In this definition series, I’m taking a grief-related word and giving it a bit of a ‘glow up’. This is borne from my frustration at how limited our language is around grief. While I can’t create new words (‘griefy’ is as far as I’ve got!), I can review and reflect on the few that already exist (and try and update their definitions where possible).
This piece is rated Feeling Griefy on the Go. You can read this scrolling on your phone waiting for the bus. Or while the kettle boils for a mid-afternoon tea. It’s the most digestible of nibbles. A salted griefy peanut.

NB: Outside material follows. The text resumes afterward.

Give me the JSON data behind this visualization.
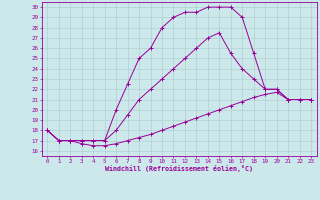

‘Sorrowing’ might just be the prettiest grief related word I know. It makes me think of sparrows, sorrel and sowing seeds. Gentle words and soft sounds.

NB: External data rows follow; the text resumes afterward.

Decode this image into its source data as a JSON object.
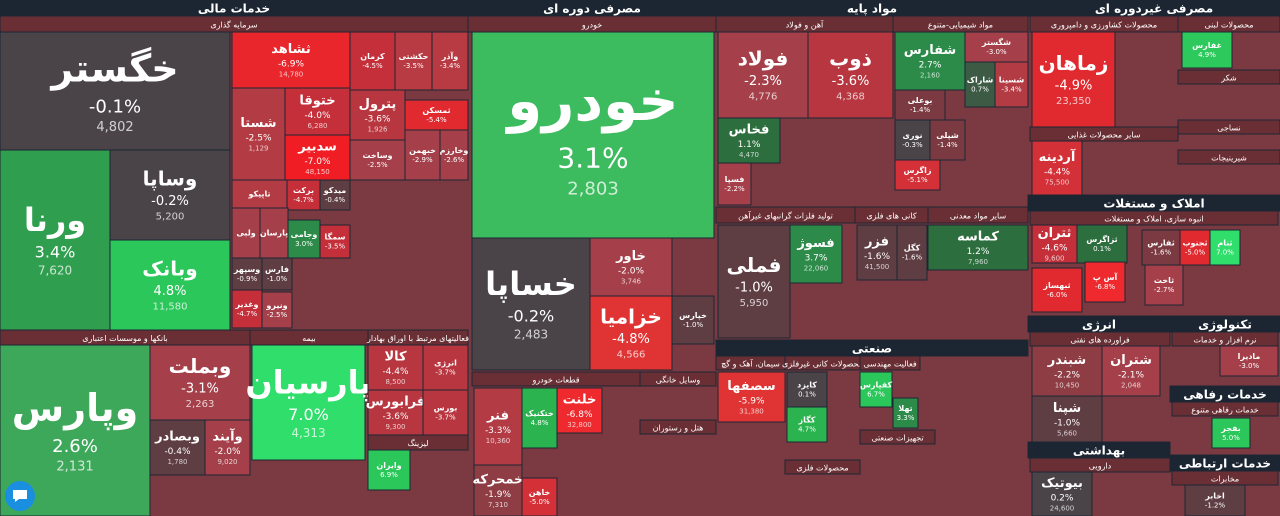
{
  "sectors": [
    {
      "title": "خدمات مالی"
    },
    {
      "title": "سرمایه گذاری"
    },
    {
      "title": "بانکها و موسسات اعتباری"
    },
    {
      "title": "بیمه"
    },
    {
      "title": "فعالیتهای مرتبط با اوراق بهادار"
    },
    {
      "title": "لیزینگ"
    },
    {
      "title": "مصرفی دوره ای"
    },
    {
      "title": "خودرو"
    },
    {
      "title": "قطعات خودرو"
    },
    {
      "title": "وسایل خانگی"
    },
    {
      "title": "هتل و رستوران"
    },
    {
      "title": "مواد پایه"
    },
    {
      "title": "آهن و فولاد"
    },
    {
      "title": "مواد شیمیایی-متنوع"
    },
    {
      "title": "تولید فلزات گرانبهای غیرآهن"
    },
    {
      "title": "کانی های فلزی"
    },
    {
      "title": "سایر مواد معدنی"
    },
    {
      "title": "صنعتی"
    },
    {
      "title": "سیمان، آهک و گچ"
    },
    {
      "title": "محصولات کانی غیرفلزی"
    },
    {
      "title": "فعالیت مهندسی"
    },
    {
      "title": "تجهیزات صنعتی"
    },
    {
      "title": "محصولات فلزی"
    },
    {
      "title": "مصرفی غیردوره ای"
    },
    {
      "title": "محصولات کشاورزی و دامپروری"
    },
    {
      "title": "محصولات لبنی"
    },
    {
      "title": "شکر"
    },
    {
      "title": "سایر محصولات غذایی"
    },
    {
      "title": "نساجی"
    },
    {
      "title": "شیرینیجات"
    },
    {
      "title": "املاک و مستغلات"
    },
    {
      "title": "انبوه سازی، املاک و مستغلات"
    },
    {
      "title": "انرژی"
    },
    {
      "title": "فراورده های نفتی"
    },
    {
      "title": "تکنولوژی"
    },
    {
      "title": "نرم افزار و خدمات"
    },
    {
      "title": "خدمات رفاهی"
    },
    {
      "title": "خدمات رفاهی متنوع"
    },
    {
      "title": "بهداشتی"
    },
    {
      "title": "دارویی"
    },
    {
      "title": "خدمات ارتباطی"
    },
    {
      "title": "مخابرات"
    }
  ],
  "tiles": [
    {
      "name": "خگستر",
      "change": "-0.1%",
      "price": "4,802"
    },
    {
      "name": "ورنا",
      "change": "3.4%",
      "price": "7,620"
    },
    {
      "name": "وساپا",
      "change": "-0.2%",
      "price": "5,200"
    },
    {
      "name": "وبانک",
      "change": "4.8%",
      "price": "11,580"
    },
    {
      "name": "ثشاهد",
      "change": "-6.9%",
      "price": "14,780"
    },
    {
      "name": "کرمان",
      "change": "-4.5%",
      "price": "1,516"
    },
    {
      "name": "حکشتی",
      "change": "-3.5%"
    },
    {
      "name": "وآذر",
      "change": "-3.4%"
    },
    {
      "name": "شستا",
      "change": "-2.5%",
      "price": "1,129"
    },
    {
      "name": "ختوقا",
      "change": "-4.0%",
      "price": "6,280"
    },
    {
      "name": "سدبیر",
      "change": "-7.0%",
      "price": "48,150"
    },
    {
      "name": "پترول",
      "change": "-3.6%",
      "price": "1,926"
    },
    {
      "name": "ثمسکن",
      "change": "-5.4%"
    },
    {
      "name": "وساخت",
      "change": "-2.5%"
    },
    {
      "name": "خبهمن",
      "change": "-2.9%"
    },
    {
      "name": "وخارزم",
      "change": "-2.6%"
    },
    {
      "name": "تاپیکو"
    },
    {
      "name": "برکت",
      "change": "-4.7%"
    },
    {
      "name": "میدکو",
      "change": "-0.4%"
    },
    {
      "name": "ولبی"
    },
    {
      "name": "پارسان"
    },
    {
      "name": "وجامی",
      "change": "3.0%"
    },
    {
      "name": "سمگا",
      "change": "-3.5%"
    },
    {
      "name": "فارس",
      "change": "-1.0%"
    },
    {
      "name": "وسپهر",
      "change": "-0.9%"
    },
    {
      "name": "وغدیر",
      "change": "-4.7%"
    },
    {
      "name": "ونیرو",
      "change": "-2.5%"
    },
    {
      "name": "وپارس",
      "change": "2.6%",
      "price": "2,131"
    },
    {
      "name": "وبملت",
      "change": "-3.1%",
      "price": "2,263"
    },
    {
      "name": "وبصادر",
      "change": "-0.4%",
      "price": "1,780"
    },
    {
      "name": "وآیند",
      "change": "-2.0%",
      "price": "9,020"
    },
    {
      "name": "پارسیان",
      "change": "7.0%",
      "price": "4,313"
    },
    {
      "name": "کالا",
      "change": "-4.4%",
      "price": "8,500"
    },
    {
      "name": "انرژی",
      "change": "-3.7%",
      "price": "34,000"
    },
    {
      "name": "فرابورس",
      "change": "-3.6%",
      "price": "9,300"
    },
    {
      "name": "بورس",
      "change": "-3.7%"
    },
    {
      "name": "وایران",
      "change": "6.9%"
    },
    {
      "name": "خودرو",
      "change": "3.1%",
      "price": "2,803"
    },
    {
      "name": "خساپا",
      "change": "-0.2%",
      "price": "2,483"
    },
    {
      "name": "خاور",
      "change": "-2.0%",
      "price": "3,746"
    },
    {
      "name": "خزامیا",
      "change": "-4.8%",
      "price": "4,566"
    },
    {
      "name": "خپارس",
      "change": "-1.0%"
    },
    {
      "name": "فنر",
      "change": "-3.3%",
      "price": "10,360"
    },
    {
      "name": "ختکنیک",
      "change": "4.8%"
    },
    {
      "name": "خلنت",
      "change": "-6.8%",
      "price": "32,800"
    },
    {
      "name": "خمحرکه",
      "change": "-1.9%",
      "price": "7,310"
    },
    {
      "name": "خاهن",
      "change": "-5.0%"
    },
    {
      "name": "فولاد",
      "change": "-2.3%",
      "price": "4,776"
    },
    {
      "name": "ذوب",
      "change": "-3.6%",
      "price": "4,368"
    },
    {
      "name": "فخاس",
      "change": "1.1%",
      "price": "4,470"
    },
    {
      "name": "فسپا",
      "change": "-2.2%"
    },
    {
      "name": "شفارس",
      "change": "2.7%",
      "price": "2,160"
    },
    {
      "name": "شگستر",
      "change": "-3.0%"
    },
    {
      "name": "شسینا",
      "change": "-3.4%"
    },
    {
      "name": "شاراک",
      "change": "0.7%"
    },
    {
      "name": "بوعلی",
      "change": "-1.4%"
    },
    {
      "name": "نوری",
      "change": "-0.3%"
    },
    {
      "name": "شپلی",
      "change": "-1.4%"
    },
    {
      "name": "زاگرس",
      "change": "-5.1%"
    },
    {
      "name": "فملی",
      "change": "-1.0%",
      "price": "5,950"
    },
    {
      "name": "فسوژ",
      "change": "3.7%",
      "price": "22,060"
    },
    {
      "name": "فزر",
      "change": "-1.6%",
      "price": "41,500"
    },
    {
      "name": "کگل",
      "change": "-1.6%"
    },
    {
      "name": "کماسه",
      "change": "1.2%",
      "price": "7,960"
    },
    {
      "name": "سصفها",
      "change": "-5.9%",
      "price": "31,380"
    },
    {
      "name": "کایزد",
      "change": "0.1%"
    },
    {
      "name": "کگاز",
      "change": "4.7%"
    },
    {
      "name": "کفپارس",
      "change": "6.7%"
    },
    {
      "name": "تهلا",
      "change": "3.3%"
    },
    {
      "name": "زماهان",
      "change": "-4.9%",
      "price": "23,350"
    },
    {
      "name": "غفارس",
      "change": "4.9%"
    },
    {
      "name": "آردینه",
      "change": "-4.4%",
      "price": "75,500"
    },
    {
      "name": "ثتران",
      "change": "-4.6%",
      "price": "9,600"
    },
    {
      "name": "ثزاگرس",
      "change": "0.1%"
    },
    {
      "name": "ثفارس",
      "change": "-1.6%"
    },
    {
      "name": "ثجنوب",
      "change": "-5.0%"
    },
    {
      "name": "ثنام",
      "change": "7.0%"
    },
    {
      "name": "آس پ",
      "change": "-6.8%"
    },
    {
      "name": "ثبهساز",
      "change": "-6.0%"
    },
    {
      "name": "ثاخت",
      "change": "-2.7%"
    },
    {
      "name": "شبندر",
      "change": "-2.2%",
      "price": "10,450"
    },
    {
      "name": "شتران",
      "change": "-2.1%",
      "price": "2,048"
    },
    {
      "name": "شپنا",
      "change": "-1.0%",
      "price": "5,660"
    },
    {
      "name": "مادیرا",
      "change": "-3.0%"
    },
    {
      "name": "بفجر",
      "change": "5.0%"
    },
    {
      "name": "بیوتیک",
      "change": "0.2%",
      "price": "24,600"
    },
    {
      "name": "اخابر",
      "change": "-1.2%"
    }
  ]
}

Sorrow is a feeling of great sadness. Sorrowing is to be experiencing the great sadness. A classic case of adding ‘ing’. So classic you could almost think it’s made up. And actually, if you say it out loud a few too many times it does sound complete gobbledygook.
While there are a few other members of the sorrow family (sorrowful, sorrowfully, and sorrowed), sorrowing remains a firm favourite. I think because the ‘ing’ makes it an action word. A process of doing. And while grief can feel passive – effortless even - it has a lot of ‘doing’ associated with it too. A lot of missing, and thinking, and dreaming and sorrowing.

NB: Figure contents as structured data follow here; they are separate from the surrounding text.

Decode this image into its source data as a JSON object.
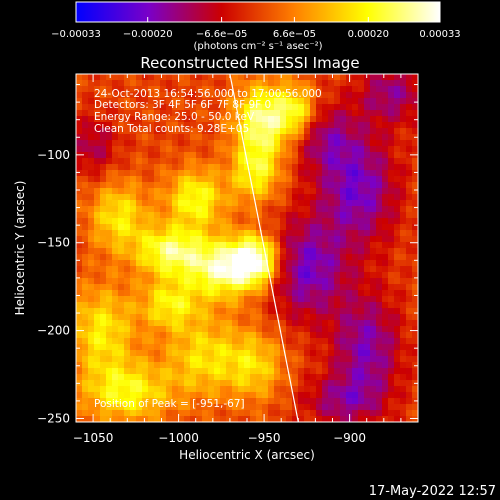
{
  "chart_data": {
    "type": "heatmap",
    "title": "Reconstructed RHESSI Image",
    "xlabel": "Heliocentric X (arcsec)",
    "ylabel": "Heliocentric Y (arcsec)",
    "xlim": [
      -1060,
      -860
    ],
    "ylim": [
      -252,
      -54
    ],
    "x_ticks": [
      -1050,
      -1000,
      -950,
      -900
    ],
    "x_tick_labels": [
      "−1050",
      "−1000",
      "−950",
      "−900"
    ],
    "y_ticks": [
      -250,
      -200,
      -150,
      -100
    ],
    "y_tick_labels": [
      "−250",
      "−200",
      "−150",
      "−100"
    ],
    "colorbar": {
      "min": -0.00033,
      "max": 0.00033,
      "tick_values": [
        -0.00033,
        -0.0002,
        -6.6e-05,
        6.6e-05,
        0.0002,
        0.00033
      ],
      "tick_labels": [
        "−0.00033",
        "−0.00020",
        "−6.6e−05",
        "6.6e−05",
        "0.00020",
        "0.00033"
      ],
      "units_label": "(photons cm⁻² s⁻¹ asec⁻²)",
      "colormap_colors": [
        "#0000ff",
        "#7a00c8",
        "#cc0000",
        "#ff8000",
        "#ffff00",
        "#ffffff"
      ]
    },
    "annotations": [
      "24-Oct-2013 16:54:56.000 to 17:00:56.000",
      "Detectors: 3F 4F 5F 6F 7F 8F 9F 0",
      "Energy Range: 25.0 - 50.0 keV",
      "Clean    Total counts: 9.28E+05"
    ],
    "peak_label": "Position of Peak = [-951,-67]",
    "peak_position": [
      -951,
      -67
    ],
    "limb_line": {
      "x": [
        -970,
        -930
      ],
      "y": [
        -54,
        -252
      ]
    },
    "source_blobs": [
      {
        "x": -955,
        "y": -160,
        "amp": 1.0,
        "sx": 10,
        "sy": 10
      },
      {
        "x": -975,
        "y": -165,
        "amp": 0.8,
        "sx": 14,
        "sy": 12
      },
      {
        "x": -1005,
        "y": -155,
        "amp": 0.75,
        "sx": 14,
        "sy": 10
      },
      {
        "x": -990,
        "y": -125,
        "amp": 0.65,
        "sx": 12,
        "sy": 12
      },
      {
        "x": -950,
        "y": -80,
        "amp": 0.85,
        "sx": 12,
        "sy": 14
      },
      {
        "x": -955,
        "y": -110,
        "amp": 0.6,
        "sx": 10,
        "sy": 12
      },
      {
        "x": -930,
        "y": -75,
        "amp": 0.55,
        "sx": 8,
        "sy": 10
      },
      {
        "x": -1035,
        "y": -135,
        "amp": 0.55,
        "sx": 12,
        "sy": 14
      },
      {
        "x": -1045,
        "y": -200,
        "amp": 0.55,
        "sx": 14,
        "sy": 18
      },
      {
        "x": -1030,
        "y": -235,
        "amp": 0.6,
        "sx": 18,
        "sy": 12
      },
      {
        "x": -985,
        "y": -215,
        "amp": 0.5,
        "sx": 16,
        "sy": 16
      },
      {
        "x": -955,
        "y": -220,
        "amp": 0.45,
        "sx": 12,
        "sy": 14
      },
      {
        "x": -1005,
        "y": -185,
        "amp": 0.55,
        "sx": 12,
        "sy": 10
      },
      {
        "x": -925,
        "y": -165,
        "amp": -0.6,
        "sx": 16,
        "sy": 20
      },
      {
        "x": -895,
        "y": -120,
        "amp": -0.6,
        "sx": 16,
        "sy": 22
      },
      {
        "x": -890,
        "y": -210,
        "amp": -0.55,
        "sx": 14,
        "sy": 22
      },
      {
        "x": -915,
        "y": -90,
        "amp": -0.4,
        "sx": 14,
        "sy": 14
      },
      {
        "x": -1050,
        "y": -95,
        "amp": -0.35,
        "sx": 10,
        "sy": 12
      },
      {
        "x": -875,
        "y": -65,
        "amp": -0.45,
        "sx": 14,
        "sy": 12
      },
      {
        "x": -905,
        "y": -240,
        "amp": -0.4,
        "sx": 16,
        "sy": 10
      }
    ]
  },
  "footer": {
    "timestamp": "17-May-2022 12:57"
  }
}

I carry a pocket of sorrow around with me always. It’s a sorry fact. A sorrowful fact. The most sorrowed, sorrowful fact. But like anything in your pocket (will this analogy work!?) I don’t always notice it’s there (hmm). In other words, it’s not as dramatic as it sounds - I promise!
P.s I mostly know the pre-ing word through a great book I read a few years ago called ‘Sorrow and Bliss’ by Meg Mason (and recommend!).